Ni más ni menos que una proteína que se encuentra en los animales más grandes del mundo: las ballenas. Gracias a ella, argumentan los investigadores, sería factible entender por qué algunos mamíferos son capaces de vivir durante siglos, e incluso cabe la posibilidad de replicarlo en la propia humanidad. Su estudio, desde luego, no tiene desperdicio.
En concreto, los investigadores se han fijado en la llamada ballena boreal, una especie que habita en las aguas del Ártico. Se trata de uno de los animales más longevos del planeta. De hecho, existen registros de ejemplares que han superado los 200 años de edad. Lo que los científicos se han preguntado ha sido: ¿por qué estos animales sí y nosotros no?

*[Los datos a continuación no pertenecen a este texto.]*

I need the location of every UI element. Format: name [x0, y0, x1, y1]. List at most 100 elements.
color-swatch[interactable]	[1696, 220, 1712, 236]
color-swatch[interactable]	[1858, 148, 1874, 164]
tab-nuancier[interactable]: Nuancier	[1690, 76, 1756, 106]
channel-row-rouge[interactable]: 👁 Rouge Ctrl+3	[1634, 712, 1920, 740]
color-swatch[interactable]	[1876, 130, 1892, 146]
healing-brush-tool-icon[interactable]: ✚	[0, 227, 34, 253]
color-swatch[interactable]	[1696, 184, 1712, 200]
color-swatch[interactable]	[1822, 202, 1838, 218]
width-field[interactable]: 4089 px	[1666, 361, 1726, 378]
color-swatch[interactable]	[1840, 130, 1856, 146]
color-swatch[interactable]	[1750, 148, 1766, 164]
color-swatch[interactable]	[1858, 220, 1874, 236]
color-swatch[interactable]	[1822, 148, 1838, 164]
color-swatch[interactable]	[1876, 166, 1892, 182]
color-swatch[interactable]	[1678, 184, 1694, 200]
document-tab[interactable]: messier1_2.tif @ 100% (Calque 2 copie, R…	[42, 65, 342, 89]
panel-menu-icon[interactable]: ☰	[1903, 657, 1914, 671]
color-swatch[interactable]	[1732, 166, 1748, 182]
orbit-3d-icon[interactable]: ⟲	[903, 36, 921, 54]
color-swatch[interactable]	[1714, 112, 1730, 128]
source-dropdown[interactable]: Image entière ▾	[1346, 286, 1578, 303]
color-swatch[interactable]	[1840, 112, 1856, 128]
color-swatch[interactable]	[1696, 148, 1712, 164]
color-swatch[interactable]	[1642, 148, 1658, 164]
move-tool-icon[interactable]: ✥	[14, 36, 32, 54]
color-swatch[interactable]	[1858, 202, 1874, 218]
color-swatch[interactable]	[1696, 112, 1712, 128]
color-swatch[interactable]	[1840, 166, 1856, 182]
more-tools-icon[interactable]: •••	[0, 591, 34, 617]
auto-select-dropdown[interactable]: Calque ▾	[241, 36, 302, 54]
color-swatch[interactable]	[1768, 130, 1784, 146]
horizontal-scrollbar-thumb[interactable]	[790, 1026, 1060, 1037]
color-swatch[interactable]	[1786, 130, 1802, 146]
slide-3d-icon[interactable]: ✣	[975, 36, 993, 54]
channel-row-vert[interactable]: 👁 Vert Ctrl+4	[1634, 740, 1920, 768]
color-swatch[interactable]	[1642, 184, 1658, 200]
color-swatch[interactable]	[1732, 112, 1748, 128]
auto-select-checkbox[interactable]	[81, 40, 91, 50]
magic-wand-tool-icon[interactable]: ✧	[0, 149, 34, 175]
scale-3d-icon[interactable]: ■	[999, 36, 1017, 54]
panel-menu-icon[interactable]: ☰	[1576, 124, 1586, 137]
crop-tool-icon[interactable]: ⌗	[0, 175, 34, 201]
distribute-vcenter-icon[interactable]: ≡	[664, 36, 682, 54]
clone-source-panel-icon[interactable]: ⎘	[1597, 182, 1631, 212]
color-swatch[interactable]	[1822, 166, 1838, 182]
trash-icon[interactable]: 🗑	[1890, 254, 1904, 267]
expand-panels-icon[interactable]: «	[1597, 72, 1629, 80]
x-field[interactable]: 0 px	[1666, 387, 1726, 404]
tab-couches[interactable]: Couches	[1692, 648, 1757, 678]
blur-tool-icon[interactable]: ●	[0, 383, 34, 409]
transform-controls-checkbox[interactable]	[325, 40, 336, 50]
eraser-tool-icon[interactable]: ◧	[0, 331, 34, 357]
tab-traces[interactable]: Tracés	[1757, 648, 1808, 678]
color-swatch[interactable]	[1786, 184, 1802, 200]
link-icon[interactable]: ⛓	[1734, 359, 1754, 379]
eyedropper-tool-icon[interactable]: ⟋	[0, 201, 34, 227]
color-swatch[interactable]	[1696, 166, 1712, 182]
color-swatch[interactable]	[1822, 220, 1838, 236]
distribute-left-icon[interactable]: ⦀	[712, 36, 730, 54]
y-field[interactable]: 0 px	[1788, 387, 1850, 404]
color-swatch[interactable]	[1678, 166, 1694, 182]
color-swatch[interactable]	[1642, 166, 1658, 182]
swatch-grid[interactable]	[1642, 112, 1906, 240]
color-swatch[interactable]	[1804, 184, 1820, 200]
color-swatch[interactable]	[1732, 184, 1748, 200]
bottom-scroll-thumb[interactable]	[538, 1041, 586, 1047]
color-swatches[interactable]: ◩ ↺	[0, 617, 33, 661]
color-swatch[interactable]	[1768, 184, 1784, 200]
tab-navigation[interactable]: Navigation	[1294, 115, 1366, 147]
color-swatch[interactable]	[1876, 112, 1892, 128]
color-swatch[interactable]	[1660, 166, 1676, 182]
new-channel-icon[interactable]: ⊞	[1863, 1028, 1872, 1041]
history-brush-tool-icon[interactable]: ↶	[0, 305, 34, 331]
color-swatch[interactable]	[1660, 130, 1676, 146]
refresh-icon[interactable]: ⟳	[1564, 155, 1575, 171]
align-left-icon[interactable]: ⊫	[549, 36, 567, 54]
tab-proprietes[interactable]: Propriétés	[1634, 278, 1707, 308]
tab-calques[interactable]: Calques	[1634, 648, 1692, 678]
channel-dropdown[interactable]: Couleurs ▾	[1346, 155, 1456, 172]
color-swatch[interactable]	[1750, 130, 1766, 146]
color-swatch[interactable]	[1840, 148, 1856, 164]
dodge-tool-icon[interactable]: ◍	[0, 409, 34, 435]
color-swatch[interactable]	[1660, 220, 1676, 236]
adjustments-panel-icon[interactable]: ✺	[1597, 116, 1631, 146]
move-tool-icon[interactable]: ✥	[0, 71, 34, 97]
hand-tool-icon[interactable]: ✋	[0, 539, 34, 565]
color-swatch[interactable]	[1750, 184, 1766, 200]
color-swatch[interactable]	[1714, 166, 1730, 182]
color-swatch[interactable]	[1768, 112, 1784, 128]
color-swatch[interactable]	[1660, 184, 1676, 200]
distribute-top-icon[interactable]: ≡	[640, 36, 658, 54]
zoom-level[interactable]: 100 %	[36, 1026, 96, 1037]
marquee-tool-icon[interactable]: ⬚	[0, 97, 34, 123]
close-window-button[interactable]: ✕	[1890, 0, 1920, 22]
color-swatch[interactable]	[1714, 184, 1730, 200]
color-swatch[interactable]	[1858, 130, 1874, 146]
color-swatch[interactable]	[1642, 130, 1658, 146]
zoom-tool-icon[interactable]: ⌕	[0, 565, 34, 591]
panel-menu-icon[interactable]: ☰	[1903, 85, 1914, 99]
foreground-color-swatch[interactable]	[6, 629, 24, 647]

Como explican medio especializados, los expertos han puesto la lupa en dos detalles: su genética y su biología celular. La explicación es sencilla. Teniendo cuerpos tan enormes como los que poseen, que en ocasiones pueden llegar a alcanzar los dieciocho metros de longitud, lo lógico sería pensar que las ballenas boreales tuvieran múltiples enfermedades y cánceres. Pero no parece el caso.

Uno de los hallazgos más llamativos está relacionado con una proteína llamada CIRBP (Cold-Inducible RNA Binding Protein, en inglés). Esta proteína participa en procesos de reparación del ADN, lo cual mejora la supervivencia de las células. Hay que tener presente que, a lo largo de la vida, el ADN de las células sufre daños constantes provocados por la radiación, factores ambientales y demás.
Lo que han descubierto los científicos es que, en las ballenas boreales, los niveles de CIRBP pueden ser muchísimo más altos que los de otros mamíferos. Algo que, de ser así, permitiría a sus células reparar con mayor eficacia las roturas en el ADN. Dicho de otra forma, reducirían la acumulación de errores genéticos que normalmente se produce con la edad.
Eso es precisamente lo que están planteando los investigadores. Estos realizaron experimentos en laboratorio utilizando células humanas. Al introducir o aumentar la actividad de esta proteína en cultivos celulares, observaron que las células eran capaces de reparar mejor ciertos daños en el ADN. Al menos en teoría, esto podría traducirse en un aumento considerable de la longevidad.